This article will reflect on the compensation paid to Connie Lau who has served as CEO of Hawaiian Electric Industries, Inc. (NYSE:HE) since 2006. This analysis will also assess whether Hawaiian Electric Industries pays its CEO appropriately, considering recent earnings growth and total shareholder returns.
Comparing Hawaiian Electric Industries, Inc.'s CEO Compensation With the industry
At the time of writing, our data shows that Hawaiian Electric Industries, Inc. has a market capitalization of US$4.1b, and reported total annual CEO compensation of US$4.9m for the year to December 2019. Notably, that's a decrease of 14% over the year before. We think total compensation is more important but our data shows that the CEO salary is lower, at US$926k.
For comparison, other companies in the same industry with market capitalizations ranging between US$2.0b and US$6.4b had a median total CEO compensation of US$3.9m. From this we gather that Connie Lau is paid around the median for CEOs in the industry. What's more, Connie Lau holds US$23m worth of shares in the company in their own name, indicating that they have a lot of skin in the game.

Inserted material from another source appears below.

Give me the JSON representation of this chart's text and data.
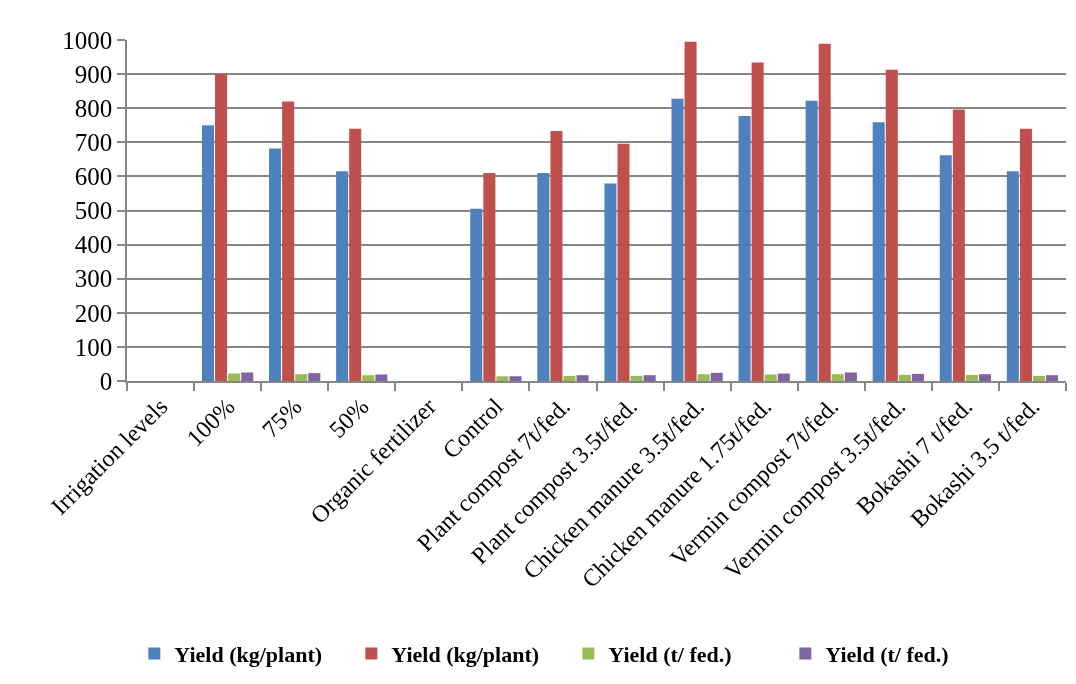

Speaking on an industry level, nearly 13% of total compensation represents salary, while the remainder of 87% is other remuneration. Hawaiian Electric Industries is paying a higher share of its remuneration through a salary in comparison to the overall industry. It's important to note that a slant towards non-salary compensation suggests that total pay is tied to the company's performance.
Hawaiian Electric Industries, Inc.'s Growth
Hawaiian Electric Industries, Inc. has seen its earnings per share (EPS) increase by 6.2% a year over the past three years. It saw its revenue drop 8.8% over the last year.
We would prefer it if there was revenue growth, but the modest improvement in EPS is good. It's hard to reach a conclusion about business performance right now. This may be one to watch. Looking ahead, you might want to check this free visual report on analyst forecasts for the company's future earnings..
Has Hawaiian Electric Industries, Inc. Been A Good Investment?
Hawaiian Electric Industries, Inc. has generated a total shareholder return of 13% over three years, so most shareholders would be reasonably content. But they probably wouldn't be so happy as to think the CEO should be paid more than is normal, for companies around this size.
As we noted earlier, Hawaiian Electric Industries pays its CEO in line with similar-sized companies belonging to the same industry. But the company has failed to produce substantial growth in either EPS or total shareholder return. We'd say that Connie is remunerated reasonably, but shareholders might be looking for better returns before they agree Connie deserves a raise.
While it is important to pay attention to CEO remuneration, investors should also consider other elements of the business. We did our research and spotted 1 warning sign for Hawaiian Electric Industries that investors should look into moving forward.
Switching gears from Hawaiian Electric Industries, if you're hunting for a pristine balance sheet and premium returns, this free list of high return, low debt companies is a great place to look.
This article by Simply Wall St is general in nature. It does not constitute a recommendation to buy or sell any stock, and does not take account of your objectives, or your financial situation. We aim to bring you long-term focused analysis driven by fundamental data. Note that our analysis may not factor in the latest price-sensitive company announcements or qualitative material. Simply Wall St has no position in any stocks mentioned.